The same is true for Part 15 AM installations, although due to their much lower radiated power their useful path lengths will be much shorter.
But a long ground wire does not have to radiate, you can add a choke to minimize any potential radiating.
Yes, but if such a choke is successful in preventing MW radiation from a long ground wire, then Part 15 AM operators would be better off installing their transmitter+3-m whip with its chassis a few inches above the earth, and using an "unchoked" conducting path to r-f ground (something buried in the earth).
I'm not speaking theoretically, Rich, but from practical experience with Part 15 installations.
Obstructions such as houses, close to a ground mounted transmitter, absorb the miniscule signal that is being transmitted, and you get shortened range along those paths.
Elevate the transmitter, even eliminate the ground, and the range is increased along those previously shortened paths. The problem is that if you eliminate the ground, your range along the other paths is also shortened, as your overall signal is somewhat weakened.
No question that if you have no obstructions (or those that exist are at some distance from the antenna), a ground mount is the best choice. And for simplicity and legalities, at least in the U.S., I would definitely go with a ground mount first. Only if range is unacceptable would I consider some form of elevated mount, and only after careful consideration of the Part 15 rules, as well as safety concerns.

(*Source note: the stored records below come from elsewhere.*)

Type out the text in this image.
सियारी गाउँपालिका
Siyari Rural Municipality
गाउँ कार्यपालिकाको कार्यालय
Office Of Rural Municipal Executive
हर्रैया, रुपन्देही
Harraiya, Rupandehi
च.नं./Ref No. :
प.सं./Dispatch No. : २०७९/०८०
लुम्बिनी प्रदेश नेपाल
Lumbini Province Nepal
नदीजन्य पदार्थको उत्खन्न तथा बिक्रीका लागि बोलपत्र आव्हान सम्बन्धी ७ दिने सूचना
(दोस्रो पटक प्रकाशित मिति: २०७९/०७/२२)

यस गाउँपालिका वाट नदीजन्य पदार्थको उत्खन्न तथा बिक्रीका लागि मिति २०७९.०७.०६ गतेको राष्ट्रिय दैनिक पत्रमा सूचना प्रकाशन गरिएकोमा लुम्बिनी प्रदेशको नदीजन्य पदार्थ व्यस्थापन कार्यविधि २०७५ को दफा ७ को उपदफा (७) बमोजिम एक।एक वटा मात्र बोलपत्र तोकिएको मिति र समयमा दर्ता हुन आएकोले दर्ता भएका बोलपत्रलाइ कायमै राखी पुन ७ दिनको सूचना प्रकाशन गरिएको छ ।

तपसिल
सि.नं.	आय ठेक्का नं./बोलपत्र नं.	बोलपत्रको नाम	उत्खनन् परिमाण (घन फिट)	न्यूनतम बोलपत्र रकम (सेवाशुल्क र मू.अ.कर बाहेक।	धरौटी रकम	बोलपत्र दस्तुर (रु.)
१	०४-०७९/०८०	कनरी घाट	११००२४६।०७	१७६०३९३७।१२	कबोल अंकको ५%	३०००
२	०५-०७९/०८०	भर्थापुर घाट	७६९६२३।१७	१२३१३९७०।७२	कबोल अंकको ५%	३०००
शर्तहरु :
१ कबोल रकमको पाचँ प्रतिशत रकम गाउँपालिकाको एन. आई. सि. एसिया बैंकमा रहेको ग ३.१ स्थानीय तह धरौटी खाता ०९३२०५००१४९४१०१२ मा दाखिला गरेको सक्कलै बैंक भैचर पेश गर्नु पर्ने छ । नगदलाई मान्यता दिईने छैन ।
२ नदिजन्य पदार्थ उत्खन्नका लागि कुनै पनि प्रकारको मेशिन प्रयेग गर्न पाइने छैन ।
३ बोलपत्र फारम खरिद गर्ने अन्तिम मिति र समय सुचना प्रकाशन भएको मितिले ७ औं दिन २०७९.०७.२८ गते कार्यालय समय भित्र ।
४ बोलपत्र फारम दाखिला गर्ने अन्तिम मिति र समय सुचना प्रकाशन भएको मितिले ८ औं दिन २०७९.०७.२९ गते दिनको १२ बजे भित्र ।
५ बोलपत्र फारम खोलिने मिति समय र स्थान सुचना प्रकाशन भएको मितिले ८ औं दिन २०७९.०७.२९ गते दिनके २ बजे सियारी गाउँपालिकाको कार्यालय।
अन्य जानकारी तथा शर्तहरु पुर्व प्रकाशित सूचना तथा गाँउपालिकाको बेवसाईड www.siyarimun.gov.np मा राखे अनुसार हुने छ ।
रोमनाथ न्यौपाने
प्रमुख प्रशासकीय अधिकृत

Like I said before, experimentation is paramount to get the best signal.
I am fine with the ground mount concept at least to start quick and simple.
Does anyone have an photo and or diagrams of a Talking House indoor style transmitter install running a ground mounted antenna outside?
If I put the Talking House in a garage, outbuilding, or similar and dig a trench to bury coax that goes to the antenna stack will this be compliant? I realize the TH indoor units have the outdoor connector port but totally unclear how to be compliant. I certainly can trench and wire anything (well versed there).